Vari elementi influenzano le preferenze individuali sulle forme di trasporto. Il primo e più ovvio è il costo di trasporto, poi viene il tempo di percorrenza. Altre determinanti sono la frequenza dei viaggi, la puntualità e il comfort. Una riforma del sistema di trasporto sarebbe dunque incompleta se non considerasse forme di incentivo sui comportamenti individuali. Specie sulle tratte brevi, già ora il sistema ferroviario sembra essere un’alternativa valida al sistema aereo per le tratte attorno ai 500 km. In Italia ne abbiamo un esempio con la tratta Roma-Milano, in cui il 75% avviene ora su treno e il 20% su aereo, mentre prima dell’avvento dell’Av le quote erano rispettivamente del 27% e del 50%. Il punto è come incentivare il trasporto su tratte più lunghe dai 500 km ai 1.000 km, e oltre. Attualmente il trasporto ferroviario in Europa non è caratterizzato da una visione unitaria, ma è un «collage» delle varie reti nazionali. Grandi benefici si potrebbero ottenere dalla progettazione di un sistema ferroviario unificato a livello europeo, che potrebbe essere connesso con le reti asiatiche. È da sottolineare anche come il trasporto aereo goda ancora adesso di sussidi impliciti, poiché il consumo di carburante non è soggetto a Iva. Da più parti si invoca l’eliminazione di tali sussidi.
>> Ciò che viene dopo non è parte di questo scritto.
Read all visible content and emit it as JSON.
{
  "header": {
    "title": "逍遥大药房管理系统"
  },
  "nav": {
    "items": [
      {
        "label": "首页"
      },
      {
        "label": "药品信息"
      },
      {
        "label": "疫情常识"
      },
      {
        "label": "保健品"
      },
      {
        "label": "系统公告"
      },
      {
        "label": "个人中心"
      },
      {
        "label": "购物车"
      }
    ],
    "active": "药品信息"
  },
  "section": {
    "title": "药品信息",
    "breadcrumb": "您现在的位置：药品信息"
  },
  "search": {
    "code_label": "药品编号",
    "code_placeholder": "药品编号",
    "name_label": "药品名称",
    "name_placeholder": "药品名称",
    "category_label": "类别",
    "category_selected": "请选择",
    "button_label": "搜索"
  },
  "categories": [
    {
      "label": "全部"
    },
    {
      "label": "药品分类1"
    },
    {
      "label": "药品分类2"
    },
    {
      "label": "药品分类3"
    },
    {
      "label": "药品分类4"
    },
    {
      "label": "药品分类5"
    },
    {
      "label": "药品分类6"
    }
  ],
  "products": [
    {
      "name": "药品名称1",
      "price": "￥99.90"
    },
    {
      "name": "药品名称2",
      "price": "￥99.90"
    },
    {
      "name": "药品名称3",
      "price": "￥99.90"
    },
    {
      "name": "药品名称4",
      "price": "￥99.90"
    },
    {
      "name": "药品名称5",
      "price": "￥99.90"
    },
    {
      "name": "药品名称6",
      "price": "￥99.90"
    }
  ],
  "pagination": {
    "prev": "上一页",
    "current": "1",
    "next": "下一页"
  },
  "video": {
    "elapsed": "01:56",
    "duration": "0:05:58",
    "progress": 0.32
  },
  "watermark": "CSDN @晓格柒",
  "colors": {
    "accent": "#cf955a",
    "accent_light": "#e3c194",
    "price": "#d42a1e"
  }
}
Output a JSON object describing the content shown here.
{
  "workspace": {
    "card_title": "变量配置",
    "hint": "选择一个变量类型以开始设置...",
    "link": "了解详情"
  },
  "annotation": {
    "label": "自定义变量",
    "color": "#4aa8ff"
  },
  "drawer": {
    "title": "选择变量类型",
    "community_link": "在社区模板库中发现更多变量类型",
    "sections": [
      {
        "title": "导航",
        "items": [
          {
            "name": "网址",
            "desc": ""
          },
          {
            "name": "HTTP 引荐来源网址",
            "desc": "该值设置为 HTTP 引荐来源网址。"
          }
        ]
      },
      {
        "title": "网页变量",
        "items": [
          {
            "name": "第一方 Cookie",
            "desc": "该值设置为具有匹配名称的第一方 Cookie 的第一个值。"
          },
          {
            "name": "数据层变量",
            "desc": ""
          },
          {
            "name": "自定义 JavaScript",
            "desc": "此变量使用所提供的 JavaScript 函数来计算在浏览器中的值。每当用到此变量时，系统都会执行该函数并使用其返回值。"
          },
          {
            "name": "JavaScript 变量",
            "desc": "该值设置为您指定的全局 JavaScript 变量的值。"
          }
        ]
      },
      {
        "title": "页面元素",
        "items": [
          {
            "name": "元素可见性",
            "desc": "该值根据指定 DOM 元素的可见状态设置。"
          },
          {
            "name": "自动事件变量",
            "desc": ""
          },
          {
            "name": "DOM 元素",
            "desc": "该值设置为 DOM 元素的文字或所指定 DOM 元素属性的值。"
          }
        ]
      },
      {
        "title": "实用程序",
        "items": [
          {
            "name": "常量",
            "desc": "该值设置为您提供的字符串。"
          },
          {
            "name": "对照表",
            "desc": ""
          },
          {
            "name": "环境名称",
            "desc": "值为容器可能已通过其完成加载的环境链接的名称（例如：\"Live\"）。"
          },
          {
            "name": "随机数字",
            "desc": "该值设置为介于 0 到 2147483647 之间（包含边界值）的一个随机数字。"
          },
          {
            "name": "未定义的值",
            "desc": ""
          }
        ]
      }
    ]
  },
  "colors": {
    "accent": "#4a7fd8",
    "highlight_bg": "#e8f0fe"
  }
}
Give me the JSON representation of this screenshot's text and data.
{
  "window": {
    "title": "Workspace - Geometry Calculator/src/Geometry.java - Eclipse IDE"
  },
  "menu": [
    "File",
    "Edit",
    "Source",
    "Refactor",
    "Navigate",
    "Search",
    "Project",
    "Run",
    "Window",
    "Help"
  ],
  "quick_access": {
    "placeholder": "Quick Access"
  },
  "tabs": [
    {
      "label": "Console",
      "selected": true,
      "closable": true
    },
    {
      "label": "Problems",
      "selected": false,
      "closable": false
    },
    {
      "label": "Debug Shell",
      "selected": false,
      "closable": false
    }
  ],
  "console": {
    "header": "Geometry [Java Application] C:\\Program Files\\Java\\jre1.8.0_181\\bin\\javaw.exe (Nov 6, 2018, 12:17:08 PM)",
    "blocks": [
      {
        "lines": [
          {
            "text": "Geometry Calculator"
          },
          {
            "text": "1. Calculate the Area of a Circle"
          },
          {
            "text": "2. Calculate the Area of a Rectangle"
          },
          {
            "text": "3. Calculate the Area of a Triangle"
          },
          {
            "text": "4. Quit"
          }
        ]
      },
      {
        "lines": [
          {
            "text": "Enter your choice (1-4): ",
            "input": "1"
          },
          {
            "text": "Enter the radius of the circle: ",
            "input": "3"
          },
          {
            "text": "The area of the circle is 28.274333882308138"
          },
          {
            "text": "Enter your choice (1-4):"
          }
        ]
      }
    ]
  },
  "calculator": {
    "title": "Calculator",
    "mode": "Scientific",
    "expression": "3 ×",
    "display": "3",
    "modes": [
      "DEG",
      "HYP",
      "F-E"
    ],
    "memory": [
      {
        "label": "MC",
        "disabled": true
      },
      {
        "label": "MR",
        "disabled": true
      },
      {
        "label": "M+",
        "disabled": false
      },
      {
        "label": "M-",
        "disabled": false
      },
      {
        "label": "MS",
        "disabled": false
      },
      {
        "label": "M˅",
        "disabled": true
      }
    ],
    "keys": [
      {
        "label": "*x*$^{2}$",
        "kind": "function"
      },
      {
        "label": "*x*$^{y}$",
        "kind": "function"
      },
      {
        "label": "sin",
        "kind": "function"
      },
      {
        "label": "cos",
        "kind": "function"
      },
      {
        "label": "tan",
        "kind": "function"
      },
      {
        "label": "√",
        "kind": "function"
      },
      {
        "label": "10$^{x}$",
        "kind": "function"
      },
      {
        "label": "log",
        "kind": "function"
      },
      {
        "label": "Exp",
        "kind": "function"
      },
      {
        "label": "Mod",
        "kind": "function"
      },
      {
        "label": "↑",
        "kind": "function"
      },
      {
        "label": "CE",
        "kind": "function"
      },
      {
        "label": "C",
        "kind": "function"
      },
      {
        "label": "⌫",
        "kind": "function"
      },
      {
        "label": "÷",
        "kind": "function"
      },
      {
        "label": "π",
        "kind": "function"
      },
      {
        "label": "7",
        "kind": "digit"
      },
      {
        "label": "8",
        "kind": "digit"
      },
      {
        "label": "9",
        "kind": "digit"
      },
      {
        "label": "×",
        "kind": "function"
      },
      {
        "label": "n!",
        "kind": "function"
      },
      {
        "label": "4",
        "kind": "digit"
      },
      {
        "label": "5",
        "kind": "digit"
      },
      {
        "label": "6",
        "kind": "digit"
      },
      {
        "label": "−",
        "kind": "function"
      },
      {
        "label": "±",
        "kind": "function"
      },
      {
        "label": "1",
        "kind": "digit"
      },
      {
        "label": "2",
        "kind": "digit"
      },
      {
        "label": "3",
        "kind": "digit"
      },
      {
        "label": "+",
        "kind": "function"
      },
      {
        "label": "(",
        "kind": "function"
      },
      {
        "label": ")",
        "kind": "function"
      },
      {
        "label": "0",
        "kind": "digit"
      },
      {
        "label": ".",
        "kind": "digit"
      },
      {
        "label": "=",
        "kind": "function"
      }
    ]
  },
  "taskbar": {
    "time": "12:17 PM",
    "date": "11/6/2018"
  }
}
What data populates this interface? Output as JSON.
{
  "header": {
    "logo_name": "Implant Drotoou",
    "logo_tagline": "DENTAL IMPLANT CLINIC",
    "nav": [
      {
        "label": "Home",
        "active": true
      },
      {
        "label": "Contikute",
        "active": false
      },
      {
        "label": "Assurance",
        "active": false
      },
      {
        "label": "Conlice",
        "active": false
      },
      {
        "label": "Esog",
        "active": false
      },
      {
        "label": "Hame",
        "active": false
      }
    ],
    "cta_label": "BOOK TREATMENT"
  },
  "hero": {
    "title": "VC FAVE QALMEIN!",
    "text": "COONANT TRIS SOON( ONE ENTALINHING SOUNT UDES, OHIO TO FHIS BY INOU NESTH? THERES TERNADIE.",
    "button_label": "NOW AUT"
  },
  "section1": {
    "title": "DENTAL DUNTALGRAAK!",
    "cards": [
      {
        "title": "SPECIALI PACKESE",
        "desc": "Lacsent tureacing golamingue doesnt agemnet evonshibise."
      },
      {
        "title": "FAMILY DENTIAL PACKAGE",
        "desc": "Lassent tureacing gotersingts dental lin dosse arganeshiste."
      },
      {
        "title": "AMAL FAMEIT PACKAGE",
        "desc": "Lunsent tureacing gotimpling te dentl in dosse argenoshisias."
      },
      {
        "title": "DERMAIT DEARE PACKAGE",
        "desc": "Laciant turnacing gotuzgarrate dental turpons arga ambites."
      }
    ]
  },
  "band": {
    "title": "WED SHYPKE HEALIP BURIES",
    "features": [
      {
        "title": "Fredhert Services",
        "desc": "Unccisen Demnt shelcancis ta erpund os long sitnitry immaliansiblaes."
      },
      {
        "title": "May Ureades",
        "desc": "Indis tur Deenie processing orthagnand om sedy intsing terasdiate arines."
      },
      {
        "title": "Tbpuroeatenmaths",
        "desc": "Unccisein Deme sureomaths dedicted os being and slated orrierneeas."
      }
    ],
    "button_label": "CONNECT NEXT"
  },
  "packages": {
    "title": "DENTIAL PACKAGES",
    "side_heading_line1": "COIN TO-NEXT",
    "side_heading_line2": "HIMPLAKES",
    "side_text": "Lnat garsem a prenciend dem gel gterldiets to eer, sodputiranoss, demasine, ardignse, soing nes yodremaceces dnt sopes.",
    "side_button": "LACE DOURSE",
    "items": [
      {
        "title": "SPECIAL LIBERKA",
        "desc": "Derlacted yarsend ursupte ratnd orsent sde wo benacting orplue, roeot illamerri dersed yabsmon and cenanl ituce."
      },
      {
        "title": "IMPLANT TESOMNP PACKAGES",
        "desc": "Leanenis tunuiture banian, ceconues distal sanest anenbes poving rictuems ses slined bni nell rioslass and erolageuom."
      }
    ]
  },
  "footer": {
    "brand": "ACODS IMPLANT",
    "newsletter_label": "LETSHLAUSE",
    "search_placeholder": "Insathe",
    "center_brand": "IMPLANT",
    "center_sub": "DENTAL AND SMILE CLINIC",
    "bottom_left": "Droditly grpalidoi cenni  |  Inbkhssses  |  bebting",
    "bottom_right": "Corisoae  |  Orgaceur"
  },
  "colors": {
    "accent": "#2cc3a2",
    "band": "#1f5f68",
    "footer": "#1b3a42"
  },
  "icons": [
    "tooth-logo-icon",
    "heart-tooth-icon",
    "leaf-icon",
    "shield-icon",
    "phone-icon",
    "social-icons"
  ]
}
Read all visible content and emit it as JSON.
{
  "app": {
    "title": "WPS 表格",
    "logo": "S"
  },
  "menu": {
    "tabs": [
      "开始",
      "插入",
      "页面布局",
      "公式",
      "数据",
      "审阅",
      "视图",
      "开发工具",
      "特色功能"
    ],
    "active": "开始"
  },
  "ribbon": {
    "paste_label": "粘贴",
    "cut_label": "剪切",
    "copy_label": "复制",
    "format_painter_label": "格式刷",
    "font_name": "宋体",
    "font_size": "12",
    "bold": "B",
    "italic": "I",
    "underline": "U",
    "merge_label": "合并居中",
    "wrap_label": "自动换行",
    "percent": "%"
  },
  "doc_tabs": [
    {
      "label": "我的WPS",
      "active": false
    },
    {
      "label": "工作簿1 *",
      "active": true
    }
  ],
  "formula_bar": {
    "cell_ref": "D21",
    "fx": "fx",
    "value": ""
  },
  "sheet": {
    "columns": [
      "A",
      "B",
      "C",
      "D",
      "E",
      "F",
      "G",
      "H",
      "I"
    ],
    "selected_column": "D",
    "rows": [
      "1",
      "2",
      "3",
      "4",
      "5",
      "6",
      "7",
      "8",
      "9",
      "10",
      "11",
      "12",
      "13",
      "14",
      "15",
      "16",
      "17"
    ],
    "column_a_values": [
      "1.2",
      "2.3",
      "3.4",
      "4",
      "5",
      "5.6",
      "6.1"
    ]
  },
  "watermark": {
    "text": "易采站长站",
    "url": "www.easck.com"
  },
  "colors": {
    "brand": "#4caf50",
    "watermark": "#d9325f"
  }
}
Più in generale, gran parte degli economisti ambientali sostiene la necessità di introdurre una carbon tax che tenga conto dell’impatto ambientale delle varie forme di trasporto [rimando a un mio precedente contributo uscito su «il Mulino», n. 1/2021]. Una simile tassazione farebbe lievitare inevitabilmente il costo del traffico aereo e automobilistico in rapporto al costo del trasporto ferroviario. Tuttavia l’impatto sociale della carbon tax non può essere trascurato: è probabile che tale imposta sia regressiva, vale a dire incida in misura relativamente maggiore sul reddito dei poveri che sul reddito dei ricchi. La protesta dei gilets jaunes in Francia dovrebbe averci insegnato qualcosa. Sarebbe dunque necessario «sterilizzare» tali effetti, ad esempio introducendo forme di sussidio delle categorie a reddito più basso relativamente al loro uso di combustibili fossili, o, come sostenuto dallo scienziato della Nasa Peter Kalmus, finanziando un reddito di cittadinanza universale con i proventi della carbon tax. In alternativa, il costo dei biglietti ferroviari potrebbe essere sovvenzionato dalla fiscalità generale a causa del favorevole impatto ambientale di questo tipo di mobilità.

In conclusione, la transizione energetica richiederà l’uso estensivo della rete ferroviaria. Si dovrà lasciare la macchina in garage (o rinunciarvi del tutto, quando possibile) ed evitare di ricorrere all’aereo anche nel caso di tratte relativamente lunghe. Questo è però solo uno dei cambiamenti di comportamento individuale e sociale richiesti dalla transizione energetica, che non a caso vengono definiti «trasformativi» dagli scienziati sociali. Sta a noi operare tale trasformazione.